En las ruinas de la mazmorra, sintiendo el sol que de su boca sale. Dime cuánto tienes y te diré lo que aquí vales. Deificando a idiotas al por mayor, incluyendo al que nunca tuvo madre, el panfilismo es pecado y aquí los eufemismos rigen el lenguaje. Sin embargo desenfundo mis palabras polivalentes y muy flojas para ser espadas, muchas veces hablo sin decir nada, escucha pues al que con frecuencia encalla. Se entreabren los muros envejecidos, recordando el futuro de tus piernas, quince necios realizan su pago, para descubrir que todo es en vano.
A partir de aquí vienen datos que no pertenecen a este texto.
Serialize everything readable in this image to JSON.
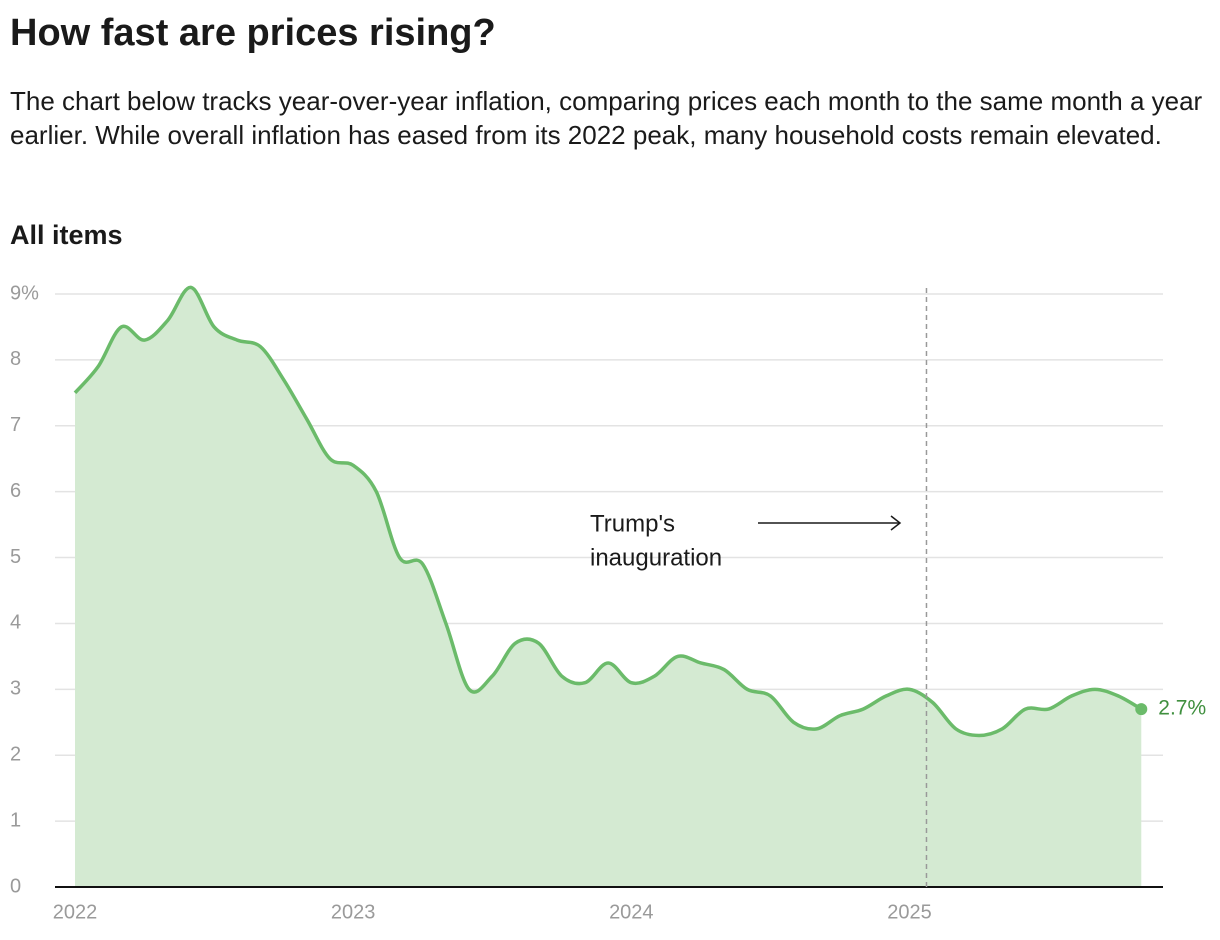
{
  "header": {
    "title": "How fast are prices rising?",
    "subtitle": "The chart below tracks year-over-year inflation, comparing prices each month to the same month a year earlier. While overall inflation has eased from its 2022 peak, many household costs remain elevated."
  },
  "chart_data": {
    "type": "area",
    "title": "All items",
    "categories": [
      "2022",
      null,
      null,
      null,
      null,
      null,
      null,
      null,
      null,
      null,
      null,
      null,
      "2023",
      null,
      null,
      null,
      null,
      null,
      null,
      null,
      null,
      null,
      null,
      null,
      "2024",
      null,
      null,
      null,
      null,
      null,
      null,
      null,
      null,
      null,
      null,
      null,
      "2025",
      null,
      null,
      null,
      null,
      null,
      null,
      null,
      null,
      null,
      null
    ],
    "values": [
      7.5,
      7.9,
      8.5,
      8.3,
      8.6,
      9.1,
      8.5,
      8.3,
      8.2,
      7.7,
      7.1,
      6.5,
      6.4,
      6.0,
      5.0,
      4.9,
      4.0,
      3.0,
      3.2,
      3.7,
      3.7,
      3.2,
      3.1,
      3.4,
      3.1,
      3.2,
      3.5,
      3.4,
      3.3,
      3.0,
      2.9,
      2.5,
      2.4,
      2.6,
      2.7,
      2.9,
      3.0,
      2.8,
      2.4,
      2.3,
      2.4,
      2.7,
      2.7,
      2.9,
      3.0,
      2.9,
      2.7
    ],
    "value_labels": [
      null,
      null,
      null,
      null,
      null,
      null,
      null,
      null,
      null,
      null,
      null,
      null,
      null,
      null,
      null,
      null,
      null,
      null,
      null,
      null,
      null,
      null,
      null,
      null,
      null,
      null,
      null,
      null,
      null,
      null,
      null,
      null,
      null,
      null,
      null,
      null,
      null,
      null,
      null,
      null,
      null,
      null,
      null,
      null,
      null,
      null,
      "2.7%"
    ],
    "color": "#6bbb6a",
    "fill": "#d4ead2",
    "ylim": [
      0,
      9
    ],
    "yticks": [
      0,
      1,
      2,
      3,
      4,
      5,
      6,
      7,
      8,
      {
        "value": 9,
        "label": "9%"
      }
    ],
    "grid": true,
    "annotation": {
      "lines": [
        "Trump's",
        "inauguration"
      ]
    }
  }
}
Marie juega con Juana en el patio, mientras su ama juega con los polos de una pila. Yo no invito a hacer lo que jamás haría, dejo de buscar a la que ya está bien perdida. El ungüento pangermano que vende un gamberro es tan falso e irreal como el poeta financiero. Mi amor es un correinado, tú y yo al mismo tiempo, yendo hacia el mismo lado. La mortinatalidad va en aumento y yo hago lo que puedo, no lo que debo. Lluvia de piedras para los inocentes que son sentenciados por ser distinto a los tuertos y a los mutilados. El temple del oro se da con el fuego, el del hombre, dicen, con el sufrimiento. Yo sólo pinto lo que veo, como el alce sin ardilla yo quiero vivir contento. La virginal inocencia se resiste a entrar por tu ventana de malicia, sin embargo te amo en contra de toda profecía. El lugar está repleto y no puedo verte a solas, prefieres al ejército seco de los que te adoran. No soy nada oportuno y no conozco ni la hora. Tu agnóstica y enigmática persona se emociona al ver a los que ante ti se postran. Los castigas con el dolor de la duda, yo cavo mientras vivo mi propia tumba. ¿No es acaso lo que buscas? La manivela del ensamble está de buen talante, la hortaliza se quemó en la noche de san Inclemente. En el entrecoro dos vampiros apuestan si mi pregunta quedará sin respuesta… ¿Eras la correcta? El cartógrafo miope entrega un mapa de mi alma en tanto prendes fuego a tu guirnalda. La victoria se extravió en el laberinto de la sinrazón. Sólo tienes una barata imagen del amor. Degustas bajo las estrellas el sabor de mi cariño robado, pero al final hasta eso te hace daño. Publicas todo lo que no debes decir y la oscuridad te sirve sólo para transgredir. ¿Qué fui para ti?